The German government’s efforts to gain energy independence though diversifying its gas supplies is gradually taking shape with Minister President of Lower Saxony Stephan Weil planning to embark on an official visit to Qatar in late November to discuss liquefied natural gas (LNG) supplies.
Merkel Goes for Diversification of Energy Supplies
Following mounting criticism from the US over Berlin's involvement in the Gazprom-led Nord Stream 2 project, in March 2018 German Chancellor Angela Merkel signalled a readiness to build up a liquefied natural gas industry in a bid to reduce the country's dependence on Russian pipeline gas.
To that end Germany is now considering four options:
· German LNG GmbH (Brunsbüttel, Hamburg);
· LNG Wilhelmshaven terminal – Floating Storage Regasification Unit (FSRU);
· LNG Stade GmbH;
· Rostock LNG GmbH.
The four LNG import terminals could receive 635 billion cubic feet of natural gas by 2023, according to the Houston Chronicle, envisaging that Germany may become a prospective energy market for US LNG producers especially given that Berlin is planning to shut down all of its remaining coal power plants by 2038.
Germany, meanwhile, is also looking for other, less distant suppliers of the super-chilled fuel.
Qatar Ready to Supply & Invest in Germany's LNG Terminals
In September 2019, German Ambassador to Qatar Hans-Udo Muzel, praised the upcoming tour of two high-level delegations from Germany to the Arab nation with proven natural gas reserves of approximately 25 trillion cubic metres calling the LNG terminal project "vital for Germany".
Given that one of the LNG terminals may be built in Stade, a small town in Lower Saxony, Stephan Weil's Qatar tour takes on new significance. Weil is seeking to enhance cooperation with Qatar doubling down on promoting LNG projects despite numerous expert warnings about negative climatic and environmental consequences, as well as financial risks.
According to The Peninsula, an English language Qatari daily, if Weil's talks with Doha prove successful, German companies will be purchasing LNG directly from Qatar.

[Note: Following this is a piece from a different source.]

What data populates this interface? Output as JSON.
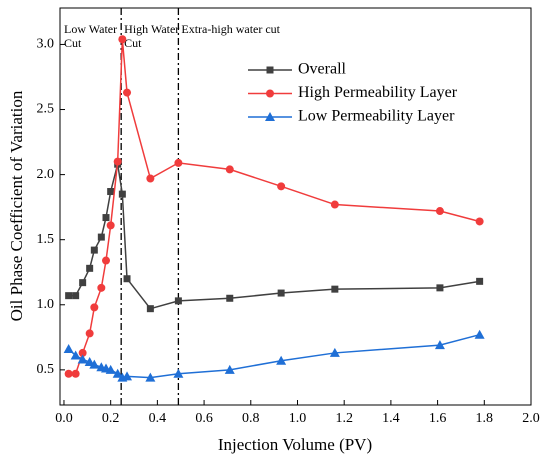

Additionally, the peninsular Arab country's energy giant Qatar Petroleum may also invest in new LNG terminals in Germany.
About one year ago, the world's largest LNG exporting company, Qatar Petroleum, made it clear that it is interested in investing in Germany's LNG endeavours. In Novermber 2018, Qatar's Ambassador to Germany, Saoud Bin Abdulrahman Al Thani, visited a potential construction site in Jade Bay, Wilhelmshaven.

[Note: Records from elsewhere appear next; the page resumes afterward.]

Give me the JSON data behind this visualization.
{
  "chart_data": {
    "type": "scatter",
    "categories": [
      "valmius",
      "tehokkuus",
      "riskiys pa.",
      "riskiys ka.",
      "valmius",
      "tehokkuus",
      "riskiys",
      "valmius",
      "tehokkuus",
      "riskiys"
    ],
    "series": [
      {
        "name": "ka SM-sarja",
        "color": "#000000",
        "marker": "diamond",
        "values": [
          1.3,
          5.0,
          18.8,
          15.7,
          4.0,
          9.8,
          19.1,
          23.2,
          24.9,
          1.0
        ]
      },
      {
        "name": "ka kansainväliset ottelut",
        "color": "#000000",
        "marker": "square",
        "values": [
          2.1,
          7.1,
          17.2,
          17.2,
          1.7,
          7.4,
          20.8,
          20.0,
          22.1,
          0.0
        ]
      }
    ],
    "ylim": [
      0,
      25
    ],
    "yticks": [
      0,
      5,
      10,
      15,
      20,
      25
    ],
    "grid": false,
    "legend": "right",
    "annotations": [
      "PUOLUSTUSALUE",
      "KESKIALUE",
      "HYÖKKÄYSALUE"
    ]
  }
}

Earlier, in September 2018, Qatar inked a long-term contract for LNG import capacity with Germany’s energy giant RWE, which considers the development of a potential LNG site in Brunsbüttel.

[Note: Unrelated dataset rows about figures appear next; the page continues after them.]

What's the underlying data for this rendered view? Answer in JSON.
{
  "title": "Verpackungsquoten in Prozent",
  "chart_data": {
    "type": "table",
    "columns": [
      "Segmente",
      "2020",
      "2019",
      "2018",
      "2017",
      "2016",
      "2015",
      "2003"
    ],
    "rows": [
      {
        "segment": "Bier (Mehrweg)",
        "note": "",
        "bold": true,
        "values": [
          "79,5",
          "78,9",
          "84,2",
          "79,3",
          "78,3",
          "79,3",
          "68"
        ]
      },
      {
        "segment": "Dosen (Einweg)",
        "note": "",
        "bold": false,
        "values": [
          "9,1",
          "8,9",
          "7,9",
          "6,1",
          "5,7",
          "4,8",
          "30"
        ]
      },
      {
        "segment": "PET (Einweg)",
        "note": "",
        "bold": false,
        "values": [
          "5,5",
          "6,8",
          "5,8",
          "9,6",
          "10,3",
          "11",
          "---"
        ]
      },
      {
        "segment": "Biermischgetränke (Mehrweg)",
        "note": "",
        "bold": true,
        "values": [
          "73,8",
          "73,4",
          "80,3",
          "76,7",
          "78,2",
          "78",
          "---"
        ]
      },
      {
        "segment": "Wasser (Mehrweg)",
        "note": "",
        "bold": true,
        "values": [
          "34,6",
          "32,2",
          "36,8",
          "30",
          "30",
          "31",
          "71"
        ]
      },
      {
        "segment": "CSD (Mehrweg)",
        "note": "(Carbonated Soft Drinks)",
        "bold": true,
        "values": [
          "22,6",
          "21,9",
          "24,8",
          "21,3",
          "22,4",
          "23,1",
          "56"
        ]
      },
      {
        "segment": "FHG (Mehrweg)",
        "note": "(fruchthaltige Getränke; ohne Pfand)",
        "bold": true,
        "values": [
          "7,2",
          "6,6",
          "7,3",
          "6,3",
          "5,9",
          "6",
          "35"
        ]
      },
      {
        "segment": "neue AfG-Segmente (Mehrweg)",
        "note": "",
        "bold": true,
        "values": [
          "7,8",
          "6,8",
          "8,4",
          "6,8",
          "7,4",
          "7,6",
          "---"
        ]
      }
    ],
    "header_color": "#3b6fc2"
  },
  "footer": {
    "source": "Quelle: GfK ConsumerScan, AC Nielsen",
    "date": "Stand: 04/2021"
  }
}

Canada's Super-Chilled Fuel as Germany's Source of Energy
Apart from Qatar, Germany regards Canada's super-chilled fuel as yet another source of energy. In 2013, Germany's Uniper, the country's largest utility, concluded a 20-year deal with Canada's Pieridae Energy for 5 million tonnes of hydrocarbons a year produced by its first train.
To that end Pieridae is going to build an LNG export terminal on Canada’s East Coast having recently purchased gas fields from Royal Dutch Shell. The Goldboro LNG terminal is set to compete with the US Gulf Coast's liquefied natural gas industry due to its shorter distance to Europe which would help it cut LNG shipping costs.
According to the CBC, in 2018, the German government offered Pieridae $4.5-billion in loan guarantees for the project which reportedly envisages the delivery of "non-frac" gas in the first train. There are a lot of concerns that "fracking" technology based on injecting water and chemicals underground to release natural gas is fraught with dramatic environmental risks.
Nord Stream 2 to Become Operational in Mid-2020
While the completion of reception terminals in Germany and Pieridae's exporting terminal is an issue for the distant future, the Gazprom-led Nord Stream 2 is expected to become operational in the middle of 2020, as Deputy Prime Minister Dmitry Kozak outlined on 21 November.
On 30 October, Denmark finally gave the green light to the pipeline project. The country's permit removed the last hurdle in the path of the 1,230-km-long pipeline under the Baltic Sea connecting Russia to Germany. For its part, Germany's Bundestag approved amendments to a law governing the Nord Stream 2 gas pipeline on 13 November in order to make it compliant with the EU's Gas Directive.